Event Horizon (1997)
Event Horizon
Justin, a crew member apparently possessed by the evil spirit haunting a derelict spaceship, steps into an airlock and begins the automated and irreversible process of opening the external door.

Length of exposure:
  • approximately 104 seconds
  • The veins in the Justin's forearms bulge and eventually tear through the skin. As blood spurts from his eyes and mouth, he convulses and loses blood pressure rapidly.
  • The ship's captain, outside the ship at the time and wearing a spacesuit, catches Justin as he floats into space and returns him to the ship.
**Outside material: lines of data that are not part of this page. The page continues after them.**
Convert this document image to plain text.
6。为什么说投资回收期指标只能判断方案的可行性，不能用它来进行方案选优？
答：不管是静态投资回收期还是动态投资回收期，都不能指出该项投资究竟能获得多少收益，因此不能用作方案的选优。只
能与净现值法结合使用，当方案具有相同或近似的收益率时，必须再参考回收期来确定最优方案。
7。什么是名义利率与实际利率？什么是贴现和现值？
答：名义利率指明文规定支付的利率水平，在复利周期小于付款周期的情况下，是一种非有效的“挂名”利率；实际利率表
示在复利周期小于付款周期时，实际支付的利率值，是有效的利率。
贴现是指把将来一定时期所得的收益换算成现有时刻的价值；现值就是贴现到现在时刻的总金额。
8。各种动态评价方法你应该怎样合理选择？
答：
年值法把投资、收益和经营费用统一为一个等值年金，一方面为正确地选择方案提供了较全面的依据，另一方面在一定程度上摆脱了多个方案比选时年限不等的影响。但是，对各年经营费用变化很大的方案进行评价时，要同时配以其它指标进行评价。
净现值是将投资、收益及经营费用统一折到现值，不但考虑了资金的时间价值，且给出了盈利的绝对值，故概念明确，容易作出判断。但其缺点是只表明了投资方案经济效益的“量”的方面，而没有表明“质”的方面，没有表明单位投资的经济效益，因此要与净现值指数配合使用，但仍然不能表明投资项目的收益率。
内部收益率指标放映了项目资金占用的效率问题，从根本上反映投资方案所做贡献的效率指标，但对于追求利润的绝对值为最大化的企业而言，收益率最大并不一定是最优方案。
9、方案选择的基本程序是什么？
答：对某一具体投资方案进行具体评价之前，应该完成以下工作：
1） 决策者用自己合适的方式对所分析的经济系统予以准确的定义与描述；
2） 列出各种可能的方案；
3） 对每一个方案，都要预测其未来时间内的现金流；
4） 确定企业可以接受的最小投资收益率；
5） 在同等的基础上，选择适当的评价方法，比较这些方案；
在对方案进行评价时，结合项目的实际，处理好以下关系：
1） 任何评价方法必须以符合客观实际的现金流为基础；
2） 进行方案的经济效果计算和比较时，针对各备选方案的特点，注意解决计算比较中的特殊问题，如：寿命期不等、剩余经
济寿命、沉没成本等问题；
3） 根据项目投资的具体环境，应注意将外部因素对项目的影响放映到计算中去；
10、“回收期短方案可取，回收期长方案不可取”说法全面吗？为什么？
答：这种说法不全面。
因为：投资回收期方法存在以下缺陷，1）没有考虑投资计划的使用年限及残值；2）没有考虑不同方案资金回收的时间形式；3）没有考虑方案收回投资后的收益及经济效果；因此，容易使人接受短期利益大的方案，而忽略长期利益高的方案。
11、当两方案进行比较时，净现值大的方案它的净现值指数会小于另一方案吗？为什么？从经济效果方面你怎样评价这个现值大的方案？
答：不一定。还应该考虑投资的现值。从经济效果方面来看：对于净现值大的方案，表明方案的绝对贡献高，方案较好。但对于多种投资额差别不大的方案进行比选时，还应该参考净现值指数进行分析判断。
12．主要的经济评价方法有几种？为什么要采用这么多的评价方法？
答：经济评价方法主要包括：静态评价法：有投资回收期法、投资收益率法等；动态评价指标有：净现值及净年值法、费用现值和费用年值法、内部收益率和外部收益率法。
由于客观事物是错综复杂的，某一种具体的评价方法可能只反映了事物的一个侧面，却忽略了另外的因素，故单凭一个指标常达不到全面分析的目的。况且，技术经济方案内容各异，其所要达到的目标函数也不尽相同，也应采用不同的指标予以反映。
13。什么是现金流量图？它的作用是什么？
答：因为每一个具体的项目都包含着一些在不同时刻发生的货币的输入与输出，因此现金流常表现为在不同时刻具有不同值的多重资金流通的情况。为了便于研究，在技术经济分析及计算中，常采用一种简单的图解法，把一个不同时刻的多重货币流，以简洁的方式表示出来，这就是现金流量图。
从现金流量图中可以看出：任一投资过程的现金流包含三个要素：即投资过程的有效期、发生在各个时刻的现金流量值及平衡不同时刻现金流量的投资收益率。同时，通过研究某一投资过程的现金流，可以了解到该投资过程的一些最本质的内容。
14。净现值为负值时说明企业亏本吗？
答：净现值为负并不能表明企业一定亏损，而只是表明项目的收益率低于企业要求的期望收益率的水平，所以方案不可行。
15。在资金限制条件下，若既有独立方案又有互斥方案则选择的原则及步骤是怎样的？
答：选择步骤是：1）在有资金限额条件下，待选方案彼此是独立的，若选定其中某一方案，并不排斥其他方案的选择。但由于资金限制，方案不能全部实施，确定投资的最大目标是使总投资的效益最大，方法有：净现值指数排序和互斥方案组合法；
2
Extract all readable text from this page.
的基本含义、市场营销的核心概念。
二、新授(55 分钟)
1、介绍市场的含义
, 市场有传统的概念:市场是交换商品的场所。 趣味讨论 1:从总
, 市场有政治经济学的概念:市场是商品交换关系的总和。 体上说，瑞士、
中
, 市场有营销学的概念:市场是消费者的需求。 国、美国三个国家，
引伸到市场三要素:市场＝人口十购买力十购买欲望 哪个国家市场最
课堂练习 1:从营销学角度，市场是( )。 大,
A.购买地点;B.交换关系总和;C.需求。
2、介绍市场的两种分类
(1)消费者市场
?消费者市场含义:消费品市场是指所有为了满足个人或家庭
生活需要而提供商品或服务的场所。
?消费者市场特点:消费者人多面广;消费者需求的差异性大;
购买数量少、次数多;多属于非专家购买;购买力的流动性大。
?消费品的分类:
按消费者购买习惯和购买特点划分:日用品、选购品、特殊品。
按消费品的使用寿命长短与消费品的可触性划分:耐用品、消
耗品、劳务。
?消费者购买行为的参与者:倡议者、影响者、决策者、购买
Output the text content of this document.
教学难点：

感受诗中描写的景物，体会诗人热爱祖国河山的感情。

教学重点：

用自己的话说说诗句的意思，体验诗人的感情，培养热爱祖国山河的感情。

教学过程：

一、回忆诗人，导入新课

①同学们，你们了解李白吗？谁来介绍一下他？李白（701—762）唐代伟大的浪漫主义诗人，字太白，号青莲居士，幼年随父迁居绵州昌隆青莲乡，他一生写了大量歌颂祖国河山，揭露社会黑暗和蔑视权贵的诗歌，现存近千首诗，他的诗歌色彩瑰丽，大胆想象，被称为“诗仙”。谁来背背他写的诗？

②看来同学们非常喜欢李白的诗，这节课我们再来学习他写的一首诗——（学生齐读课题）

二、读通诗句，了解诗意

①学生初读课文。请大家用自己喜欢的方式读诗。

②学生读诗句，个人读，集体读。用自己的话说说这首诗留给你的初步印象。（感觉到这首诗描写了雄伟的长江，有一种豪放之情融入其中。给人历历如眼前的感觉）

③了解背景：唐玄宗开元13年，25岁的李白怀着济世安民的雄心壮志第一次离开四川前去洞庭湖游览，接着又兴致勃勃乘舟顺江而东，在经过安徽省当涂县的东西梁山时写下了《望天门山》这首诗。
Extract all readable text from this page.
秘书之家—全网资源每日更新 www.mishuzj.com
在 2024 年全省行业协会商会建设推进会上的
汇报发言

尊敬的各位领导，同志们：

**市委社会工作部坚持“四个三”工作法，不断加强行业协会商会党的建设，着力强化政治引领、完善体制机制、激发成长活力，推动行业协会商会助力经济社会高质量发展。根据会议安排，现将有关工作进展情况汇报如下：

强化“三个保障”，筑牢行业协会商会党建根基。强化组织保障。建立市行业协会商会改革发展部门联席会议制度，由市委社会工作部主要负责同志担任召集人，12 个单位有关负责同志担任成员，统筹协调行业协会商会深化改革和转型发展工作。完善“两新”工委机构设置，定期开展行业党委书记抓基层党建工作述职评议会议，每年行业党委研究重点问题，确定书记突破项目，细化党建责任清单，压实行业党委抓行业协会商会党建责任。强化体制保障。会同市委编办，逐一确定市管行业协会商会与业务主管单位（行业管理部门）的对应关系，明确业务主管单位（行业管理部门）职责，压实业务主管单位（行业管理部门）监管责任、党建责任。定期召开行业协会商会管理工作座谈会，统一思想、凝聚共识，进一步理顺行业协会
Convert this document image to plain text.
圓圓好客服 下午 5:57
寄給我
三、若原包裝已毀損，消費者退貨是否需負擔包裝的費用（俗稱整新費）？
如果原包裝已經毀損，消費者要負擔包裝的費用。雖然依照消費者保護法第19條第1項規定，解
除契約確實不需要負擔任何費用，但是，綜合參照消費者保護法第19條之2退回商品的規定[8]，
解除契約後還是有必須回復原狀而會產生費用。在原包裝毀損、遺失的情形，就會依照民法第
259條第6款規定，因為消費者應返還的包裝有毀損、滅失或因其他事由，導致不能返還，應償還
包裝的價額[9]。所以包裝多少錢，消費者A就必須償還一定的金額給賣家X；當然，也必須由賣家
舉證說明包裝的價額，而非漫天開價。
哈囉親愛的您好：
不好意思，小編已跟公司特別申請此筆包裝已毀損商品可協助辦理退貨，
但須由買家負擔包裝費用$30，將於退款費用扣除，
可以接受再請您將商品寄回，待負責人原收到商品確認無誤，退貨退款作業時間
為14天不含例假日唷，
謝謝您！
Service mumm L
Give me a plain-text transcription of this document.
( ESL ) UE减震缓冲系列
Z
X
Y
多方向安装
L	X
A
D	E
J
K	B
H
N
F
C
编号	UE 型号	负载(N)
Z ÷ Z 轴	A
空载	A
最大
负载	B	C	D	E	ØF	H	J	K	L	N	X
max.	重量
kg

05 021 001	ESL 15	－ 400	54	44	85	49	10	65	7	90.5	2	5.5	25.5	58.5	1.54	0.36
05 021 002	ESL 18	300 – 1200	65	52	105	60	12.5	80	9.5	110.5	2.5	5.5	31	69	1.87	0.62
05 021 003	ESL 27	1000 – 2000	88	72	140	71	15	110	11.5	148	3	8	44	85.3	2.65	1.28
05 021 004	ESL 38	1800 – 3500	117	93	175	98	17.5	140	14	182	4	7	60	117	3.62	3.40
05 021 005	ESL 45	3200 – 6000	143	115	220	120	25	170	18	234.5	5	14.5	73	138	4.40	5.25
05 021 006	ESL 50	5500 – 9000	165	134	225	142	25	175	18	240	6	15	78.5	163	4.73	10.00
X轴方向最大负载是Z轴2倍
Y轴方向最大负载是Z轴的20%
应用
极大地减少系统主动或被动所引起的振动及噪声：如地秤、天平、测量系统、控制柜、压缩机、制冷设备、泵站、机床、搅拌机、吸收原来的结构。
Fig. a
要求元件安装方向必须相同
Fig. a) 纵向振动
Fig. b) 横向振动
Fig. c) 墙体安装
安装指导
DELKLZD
The ship's doctor patches him up offscreen and later states, "He won't be pretty, but he should live."

Mission to Mars (2000)
Mission to Mars
During a spacewalk in orbit around Mars, mission leader Woody Blake misses his target and begins to fall toward the planet. Realizing nothing can be done to save him and not wanting his wife to die trying, Woody removes his helmet.

Length of exposure:
  • two seconds until death, indefinite exposure afterwards
  • Air escapes from Woody's helmet and appears to crystallize as Woody's face freezes instantly.
  • Woody's lifeless and frozen body continues to fall toward Mars while his crewmates watch in disbelief.

Outland (1981)
A worker at a mining facility on Jupiter's moon Io inexplicably locks himself in an airlock-protected elevator. The lift lowers the man to the moon's surface, shedding air pressure as it goes.

Length of exposure:
  • at least 47 seconds
Effects & Outcome:
  • While we're not shown the gruesome demise, we do see the final result: the elevator door opens to reveal the man on his back, dead, with what look like intestines on the outside of his body and a laceration on his leg. Blood is splattered over the elevator walls.